AN EAST LANCASHIRE manufacturing company is leading a new group aiming to coordinate business responses to the coronavirus pandemic and to call for the government to do more to support small and medium sized enterprises as the economic impact of the crisis continues to bite.

Annette Weekes, managing director of Nelson-based PDS Engineering together with the University of Lancaster's Health Tech Hub and East Lancashire Chamber of Commerce has formed the Covid-19 Manufacturing Cluster for Lancashire and South Cumbria.

They group, which already has more than 80 members, aims to give a collective voice to firms calling for support and hopes to persuade the government to provide targeted support to the manufacturing sector once the furlough scheme comes to an end next month.

Ms Weekes said: "On behalf of the manufacturers that make up the COVID19 Manufacturing Cluster, my own businesses, and those across Lancashire and the UK, I am calling for targeted support for SMEs to protect advanced manufacturing jobs which are the backbone of our region.

"Aerospace and automotive sectors are particularly badly affected and with the end of furlough looming and increased lockdown restrictions.

“We need our MPs and local and central government to work to protect business and jobs and avoid the catastrophic impact that widespread redundancies could have locally and the loss of capacity and capability to the UK."

The group also aims to provide a point of contact for firms to come together and support their local NHS Trust, allowing companies to donate PPE or other useful equipment.

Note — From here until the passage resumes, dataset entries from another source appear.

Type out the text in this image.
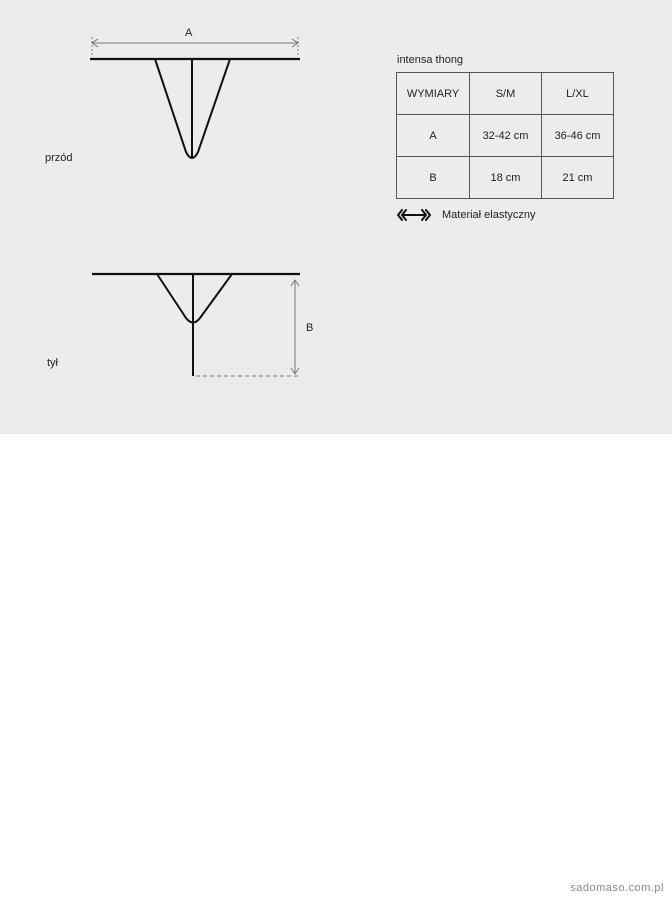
A
B
przód
tył
intensa thong
WYMIARY	S/M	L/XL
A	32-42 cm	36-46 cm
B	18 cm	21 cm
Materiał elastyczny
sadomaso.com.pl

The manufacturing industry has, like the hospitality sector, been particularly hard hit by the pandemic with hundreds of jobs lost in the region.

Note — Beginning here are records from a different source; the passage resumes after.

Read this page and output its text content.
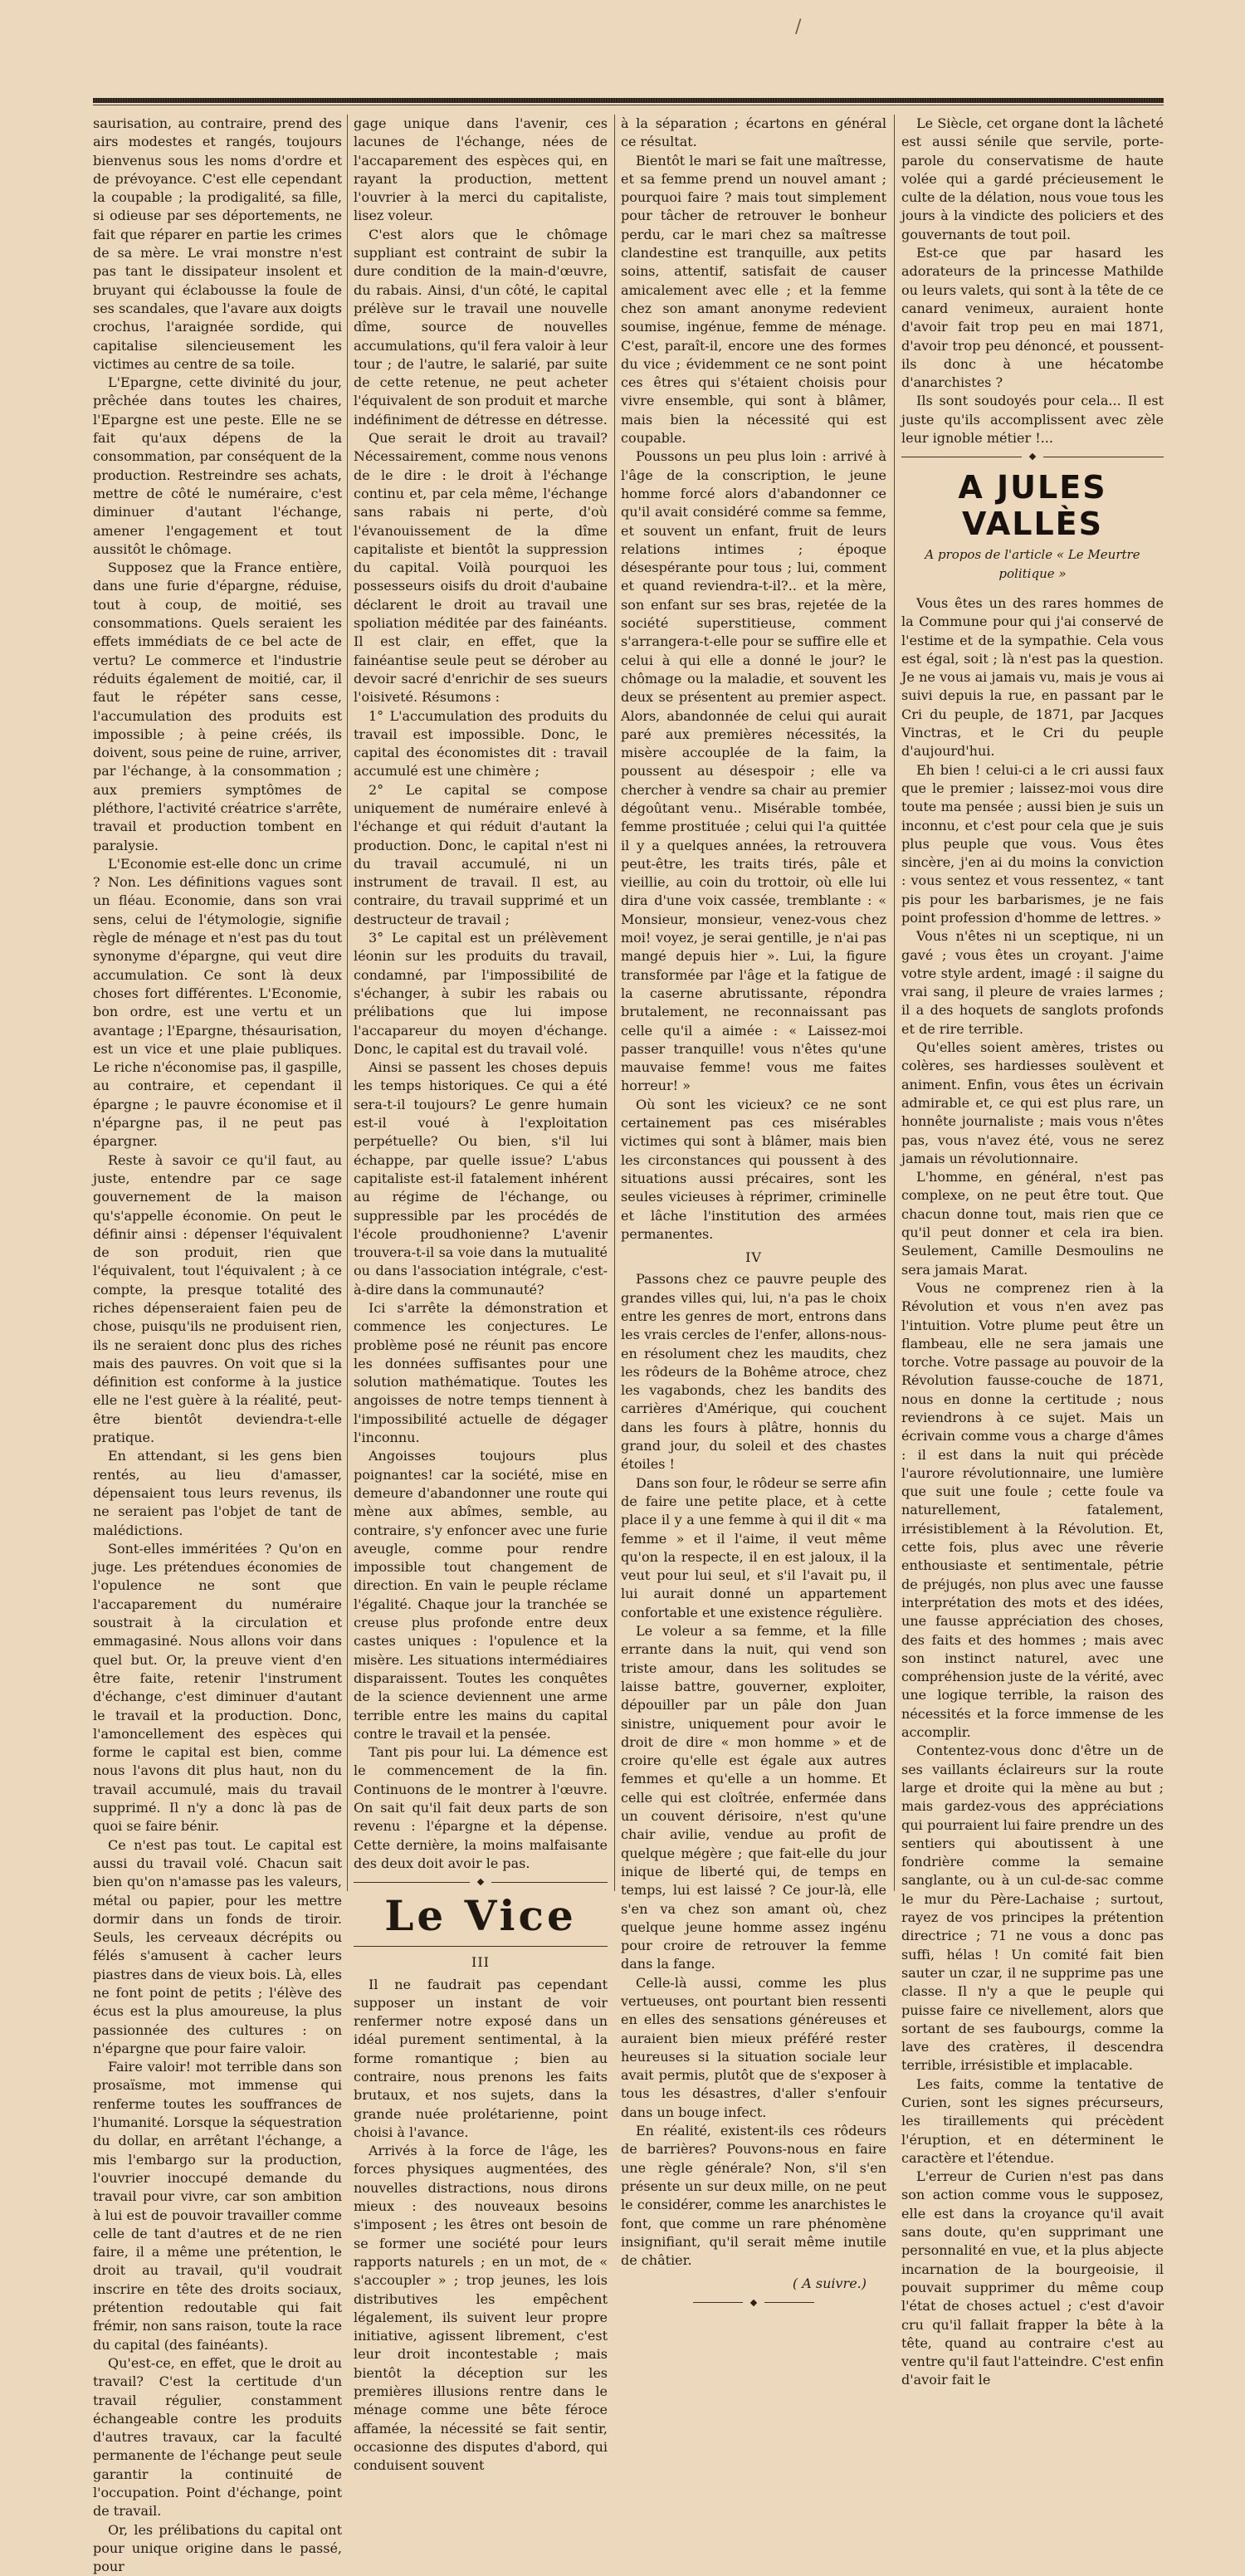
/

saurisation, au contraire, prend des airs modestes et rangés, toujours bienvenus sous les noms d'ordre et de prévoyance. C'est elle cependant la coupable ; la prodigalité, sa fille, si odieuse par ses déportements, ne fait que réparer en partie les crimes de sa mère. Le vrai monstre n'est pas tant le dissipateur insolent et bruyant qui éclabousse la foule de ses scandales, que l'avare aux doigts crochus, l'araignée sordide, qui capitalise silencieusement les victimes au centre de sa toile.

L'Epargne, cette divinité du jour, prêchée dans toutes les chaires, l'Epargne est une peste. Elle ne se fait qu'aux dépens de la consommation, par conséquent de la production. Restreindre ses achats, mettre de côté le numéraire, c'est diminuer d'autant l'échange, amener l'engagement et tout aussitôt le chômage.

Supposez que la France entière, dans une furie d'épargne, réduise, tout à coup, de moitié, ses consommations. Quels seraient les effets immédiats de ce bel acte de vertu? Le commerce et l'industrie réduits également de moitié, car, il faut le répéter sans cesse, l'accumulation des produits est impossible ; à peine créés, ils doivent, sous peine de ruine, arriver, par l'échange, à la consommation ; aux premiers symptômes de pléthore, l'activité créatrice s'arrête, travail et production tombent en paralysie.

L'Economie est-elle donc un crime ? Non. Les définitions vagues sont un fléau. Economie, dans son vrai sens, celui de l'étymologie, signifie règle de ménage et n'est pas du tout synonyme d'épargne, qui veut dire accumulation. Ce sont là deux choses fort différentes. L'Economie, bon ordre, est une vertu et un avantage ; l'Epargne, thésaurisation, est un vice et une plaie publiques. Le riche n'économise pas, il gaspille, au contraire, et cependant il épargne ; le pauvre économise et il n'épargne pas, il ne peut pas épargner.

Reste à savoir ce qu'il faut, au juste, entendre par ce sage gouvernement de la maison qu's'appelle économie. On peut le définir ainsi : dépenser l'équivalent de son produit, rien que l'équivalent, tout l'équivalent ; à ce compte, la presque totalité des riches dépenseraient faien peu de chose, puisqu'ils ne produisent rien, ils ne seraient donc plus des riches mais des pauvres. On voit que si la définition est conforme à la justice elle ne l'est guère à la réalité, peut-être bientôt deviendra-t-elle pratique.

En attendant, si les gens bien rentés, au lieu d'amasser, dépensaient tous leurs revenus, ils ne seraient pas l'objet de tant de malédictions.

Sont-elles imméritées ? Qu'on en juge. Les prétendues économies de l'opulence ne sont que l'accaparement du numéraire soustrait à la circulation et emmagasiné. Nous allons voir dans quel but. Or, la preuve vient d'en être faite, retenir l'instrument d'échange, c'est diminuer d'autant le travail et la production. Donc, l'amoncellement des espèces qui forme le capital est bien, comme nous l'avons dit plus haut, non du travail accumulé, mais du travail supprimé. Il n'y a donc là pas de quoi se faire bénir.

Ce n'est pas tout. Le capital est aussi du travail volé. Chacun sait bien qu'on n'amasse pas les valeurs, métal ou papier, pour les mettre dormir dans un fonds de tiroir. Seuls, les cerveaux décrépits ou félés s'amusent à cacher leurs piastres dans de vieux bois. Là, elles ne font point de petits ; l'élève des écus est la plus amoureuse, la plus passionnée des cultures : on n'épargne que pour faire valoir.

Faire valoir! mot terrible dans son prosaïsme, mot immense qui renferme toutes les souffrances de l'humanité. Lorsque la séquestration du dollar, en arrêtant l'échange, a mis l'embargo sur la production, l'ouvrier inoccupé demande du travail pour vivre, car son ambition à lui est de pouvoir travailler comme celle de tant d'autres et de ne rien faire, il a même une prétention, le droit au travail, qu'il voudrait inscrire en tête des droits sociaux, prétention redoutable qui fait frémir, non sans raison, toute la race du capital (des fainéants).

Qu'est-ce, en effet, que le droit au travail? C'est la certitude d'un travail régulier, constamment échangeable contre les produits d'autres travaux, car la faculté permanente de l'échange peut seule garantir la continuité de l'occupation. Point d'échange, point de travail.

Or, les prélibations du capital ont pour unique origine dans le passé, pour

gage unique dans l'avenir, ces lacunes de l'échange, nées de l'accaparement des espèces qui, en rayant la production, mettent l'ouvrier à la merci du capitaliste, lisez voleur.

C'est alors que le chômage suppliant est contraint de subir la dure condition de la main-d'œuvre, du rabais. Ainsi, d'un côté, le capital prélève sur le travail une nouvelle dîme, source de nouvelles accumulations, qu'il fera valoir à leur tour ; de l'autre, le salarié, par suite de cette retenue, ne peut acheter l'équivalent de son produit et marche indéfiniment de détresse en détresse.

Que serait le droit au travail? Nécessairement, comme nous venons de le dire : le droit à l'échange continu et, par cela même, l'échange sans rabais ni perte, d'où l'évanouissement de la dîme capitaliste et bientôt la suppression du capital. Voilà pourquoi les possesseurs oisifs du droit d'aubaine déclarent le droit au travail une spoliation méditée par des fainéants. Il est clair, en effet, que la fainéantise seule peut se dérober au devoir sacré d'enrichir de ses sueurs l'oisiveté. Résumons :

1° L'accumulation des produits du travail est impossible. Donc, le capital des économistes dit : travail accumulé est une chimère ;

2° Le capital se compose uniquement de numéraire enlevé à l'échange et qui réduit d'autant la production. Donc, le capital n'est ni du travail accumulé, ni un instrument de travail. Il est, au contraire, du travail supprimé et un destructeur de travail ;

3° Le capital est un prélèvement léonin sur les produits du travail, condamné, par l'impossibilité de s'échanger, à subir les rabais ou prélibations que lui impose l'accapareur du moyen d'échange. Donc, le capital est du travail volé.

Ainsi se passent les choses depuis les temps historiques. Ce qui a été sera-t-il toujours? Le genre humain est-il voué à l'exploitation perpétuelle? Ou bien, s'il lui échappe, par quelle issue? L'abus capitaliste est-il fatalement inhérent au régime de l'échange, ou suppressible par les procédés de l'école proudhonienne? L'avenir trouvera-t-il sa voie dans la mutualité ou dans l'association intégrale, c'est-à-dire dans la communauté?

Ici s'arrête la démonstration et commence les conjectures. Le problème posé ne réunit pas encore les données suffisantes pour une solution mathématique. Toutes les angoisses de notre temps tiennent à l'impossibilité actuelle de dégager l'inconnu.

Angoisses toujours plus poignantes! car la société, mise en demeure d'abandonner une route qui mène aux abîmes, semble, au contraire, s'y enfoncer avec une furie aveugle, comme pour rendre impossible tout changement de direction. En vain le peuple réclame l'égalité. Chaque jour la tranchée se creuse plus profonde entre deux castes uniques : l'opulence et la misère. Les situations intermédiaires disparaissent. Toutes les conquêtes de la science deviennent une arme terrible entre les mains du capital contre le travail et la pensée.

Tant pis pour lui. La démence est le commencement de la fin. Continuons de le montrer à l'œuvre. On sait qu'il fait deux parts de son revenu : l'épargne et la dépense. Cette dernière, la moins malfaisante des deux doit avoir le pas.

Le Vice
III

Il ne faudrait pas cependant supposer un instant de voir renfermer notre exposé dans un idéal purement sentimental, à la forme romantique ; bien au contraire, nous prenons les faits brutaux, et nos sujets, dans la grande nuée prolétarienne, point choisi à l'avance.

Arrivés à la force de l'âge, les forces physiques augmentées, des nouvelles distractions, nous dirons mieux : des nouveaux besoins s'imposent ; les êtres ont besoin de se former une société pour leurs rapports naturels ; en un mot, de « s'accoupler » ; trop jeunes, les lois distributives les empêchent légalement, ils suivent leur propre initiative, agissent librement, c'est leur droit incontestable ; mais bientôt la déception sur les premières illusions rentre dans le ménage comme une bête féroce affamée, la nécessité se fait sentir, occasionne des disputes d'abord, qui conduisent souvent

à la séparation ; écartons en général ce résultat.

Bientôt le mari se fait une maîtresse, et sa femme prend un nouvel amant ; pourquoi faire ? mais tout simplement pour tâcher de retrouver le bonheur perdu, car le mari chez sa maîtresse clandestine est tranquille, aux petits soins, attentif, satisfait de causer amicalement avec elle ; et la femme chez son amant anonyme redevient soumise, ingénue, femme de ménage. C'est, paraît-il, encore une des formes du vice ; évidemment ce ne sont point ces êtres qui s'étaient choisis pour vivre ensemble, qui sont à blâmer, mais bien la nécessité qui est coupable.

Poussons un peu plus loin : arrivé à l'âge de la conscription, le jeune homme forcé alors d'abandonner ce qu'il avait considéré comme sa femme, et souvent un enfant, fruit de leurs relations intimes ; époque désespérante pour tous ; lui, comment et quand reviendra-t-il?.. et la mère, son enfant sur ses bras, rejetée de la société superstitieuse, comment s'arrangera-t-elle pour se suffire elle et celui à qui elle a donné le jour? le chômage ou la maladie, et souvent les deux se présentent au premier aspect. Alors, abandonnée de celui qui aurait paré aux premières nécessités, la misère accouplée de la faim, la poussent au désespoir ; elle va chercher à vendre sa chair au premier dégoûtant venu.. Misérable tombée, femme prostituée ; celui qui l'a quittée il y a quelques années, la retrouvera peut-être, les traits tirés, pâle et vieillie, au coin du trottoir, où elle lui dira d'une voix cassée, tremblante : « Monsieur, monsieur, venez-vous chez moi! voyez, je serai gentille, je n'ai pas mangé depuis hier ». Lui, la figure transformée par l'âge et la fatigue de la caserne abrutissante, répondra brutalement, ne reconnaissant pas celle qu'il a aimée : « Laissez-moi passer tranquille! vous n'êtes qu'une mauvaise femme! vous me faites horreur! »

Où sont les vicieux? ce ne sont certainement pas ces misérables victimes qui sont à blâmer, mais bien les circonstances qui poussent à des situations aussi précaires, sont les seules vicieuses à réprimer, criminelle et lâche l'institution des armées permanentes.

IV

Passons chez ce pauvre peuple des grandes villes qui, lui, n'a pas le choix entre les genres de mort, entrons dans les vrais cercles de l'enfer, allons-nous-en résolument chez les maudits, chez les rôdeurs de la Bohême atroce, chez les vagabonds, chez les bandits des carrières d'Amérique, qui couchent dans les fours à plâtre, honnis du grand jour, du soleil et des chastes étoiles !

Dans son four, le rôdeur se serre afin de faire une petite place, et à cette place il y a une femme à qui il dit « ma femme » et il l'aime, il veut même qu'on la respecte, il en est jaloux, il la veut pour lui seul, et s'il l'avait pu, il lui aurait donné un appartement confortable et une existence régulière.

Le voleur a sa femme, et la fille errante dans la nuit, qui vend son triste amour, dans les solitudes se laisse battre, gouverner, exploiter, dépouiller par un pâle don Juan sinistre, uniquement pour avoir le droit de dire « mon homme » et de croire qu'elle est égale aux autres femmes et qu'elle a un homme. Et celle qui est cloîtrée, enfermée dans un couvent dérisoire, n'est qu'une chair avilie, vendue au profit de quelque mégère ; que fait-elle du jour inique de liberté qui, de temps en temps, lui est laissé ? Ce jour-là, elle s'en va chez son amant où, chez quelque jeune homme assez ingénu pour croire de retrouver la femme dans la fange.

Celle-là aussi, comme les plus vertueuses, ont pourtant bien ressenti en elles des sensations généreuses et auraient bien mieux préféré rester heureuses si la situation sociale leur avait permis, plutôt que de s'exposer à tous les désastres, d'aller s'enfouir dans un bouge infect.

En réalité, existent-ils ces rôdeurs de barrières? Pouvons-nous en faire une règle générale? Non, s'il s'en présente un sur deux mille, on ne peut le considérer, comme les anarchistes le font, que comme un rare phénomène insignifiant, qu'il serait même inutile de châtier.

( A suivre.)

Le Siècle, cet organe dont la lâcheté est aussi sénile que servile, porte-parole du conservatisme de haute volée qui a gardé précieusement le culte de la délation, nous voue tous les jours à la vindicte des policiers et des gouvernants de tout poil.

Est-ce que par hasard les adorateurs de la princesse Mathilde ou leurs valets, qui sont à la tête de ce canard venimeux, auraient honte d'avoir fait trop peu en mai 1871, d'avoir trop peu dénoncé, et poussent-ils donc à une hécatombe d'anarchistes ?

Ils sont soudoyés pour cela... Il est juste qu'ils accomplissent avec zèle leur ignoble métier !...

A JULES VALLÈS
A propos de l'article « Le Meurtre politique »

Vous êtes un des rares hommes de la Commune pour qui j'ai conservé de l'estime et de la sympathie. Cela vous est égal, soit ; là n'est pas la question. Je ne vous ai jamais vu, mais je vous ai suivi depuis la rue, en passant par le Cri du peuple, de 1871, par Jacques Vinctras, et le Cri du peuple d'aujourd'hui.

Eh bien ! celui-ci a le cri aussi faux que le premier ; laissez-moi vous dire toute ma pensée ; aussi bien je suis un inconnu, et c'est pour cela que je suis plus peuple que vous. Vous êtes sincère, j'en ai du moins la conviction : vous sentez et vous ressentez, « tant pis pour les barbarismes, je ne fais point profession d'homme de lettres. »

Vous n'êtes ni un sceptique, ni un gavé ; vous êtes un croyant. J'aime votre style ardent, imagé : il saigne du vrai sang, il pleure de vraies larmes ; il a des hoquets de sanglots profonds et de rire terrible.

Qu'elles soient amères, tristes ou colères, ses hardiesses soulèvent et animent. Enfin, vous êtes un écrivain admirable et, ce qui est plus rare, un honnête journaliste ; mais vous n'êtes pas, vous n'avez été, vous ne serez jamais un révolutionnaire.

L'homme, en général, n'est pas complexe, on ne peut être tout. Que chacun donne tout, mais rien que ce qu'il peut donner et cela ira bien. Seulement, Camille Desmoulins ne sera jamais Marat.

Vous ne comprenez rien à la Révolution et vous n'en avez pas l'intuition. Votre plume peut être un flambeau, elle ne sera jamais une torche. Votre passage au pouvoir de la Révolution fausse-couche de 1871, nous en donne la certitude ; nous reviendrons à ce sujet. Mais un écrivain comme vous a charge d'âmes : il est dans la nuit qui précède l'aurore révolutionnaire, une lumière que suit une foule ; cette foule va naturellement, fatalement, irrésistiblement à la Révolution. Et, cette fois, plus avec une rêverie enthousiaste et sentimentale, pétrie de préjugés, non plus avec une fausse interprétation des mots et des idées, une fausse appréciation des choses, des faits et des hommes ; mais avec son instinct naturel, avec une compréhension juste de la vérité, avec une logique terrible, la raison des nécessités et la force immense de les accomplir.

Contentez-vous donc d'être un de ses vaillants éclaireurs sur la route large et droite qui la mène au but ; mais gardez-vous des appréciations qui pourraient lui faire prendre un des sentiers qui aboutissent à une fondrière comme la semaine sanglante, ou à un cul-de-sac comme le mur du Père-Lachaise ; surtout, rayez de vos principes la prétention directrice ; 71 ne vous a donc pas suffi, hélas ! Un comité fait bien sauter un czar, il ne supprime pas une classe. Il n'y a que le peuple qui puisse faire ce nivellement, alors que sortant de ses faubourgs, comme la lave des cratères, il descendra terrible, irrésistible et implacable.

Les faits, comme la tentative de Curien, sont les signes précurseurs, les tiraillements qui précèdent l'éruption, et en déterminent le caractère et l'étendue.

L'erreur de Curien n'est pas dans son action comme vous le supposez, elle est dans la croyance qu'il avait sans doute, qu'en supprimant une personnalité en vue, et la plus abjecte incarnation de la bourgeoisie, il pouvait supprimer du même coup l'état de choses actuel ; c'est d'avoir cru qu'il fallait frapper la bête à la tête, quand au contraire c'est au ventre qu'il faut l'atteindre. C'est enfin d'avoir fait le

As such, industry leaders will hope the manufacturing cluster will provide new impetus for state support.

Jon Hoyle, managing director of Pendle-based Bright Engineering, echoed these sentiments.

He said: "Demand in many technology sectors is currently affected by the virus and small and medium sized companies need continued government support to navigate their way through the crisis.

"We need to avoid SMEs feeling that their only option is to make wholesale cuts to staffing levels.

"This would be disastrous for the economy, the area, jobs and skills in the longer-term."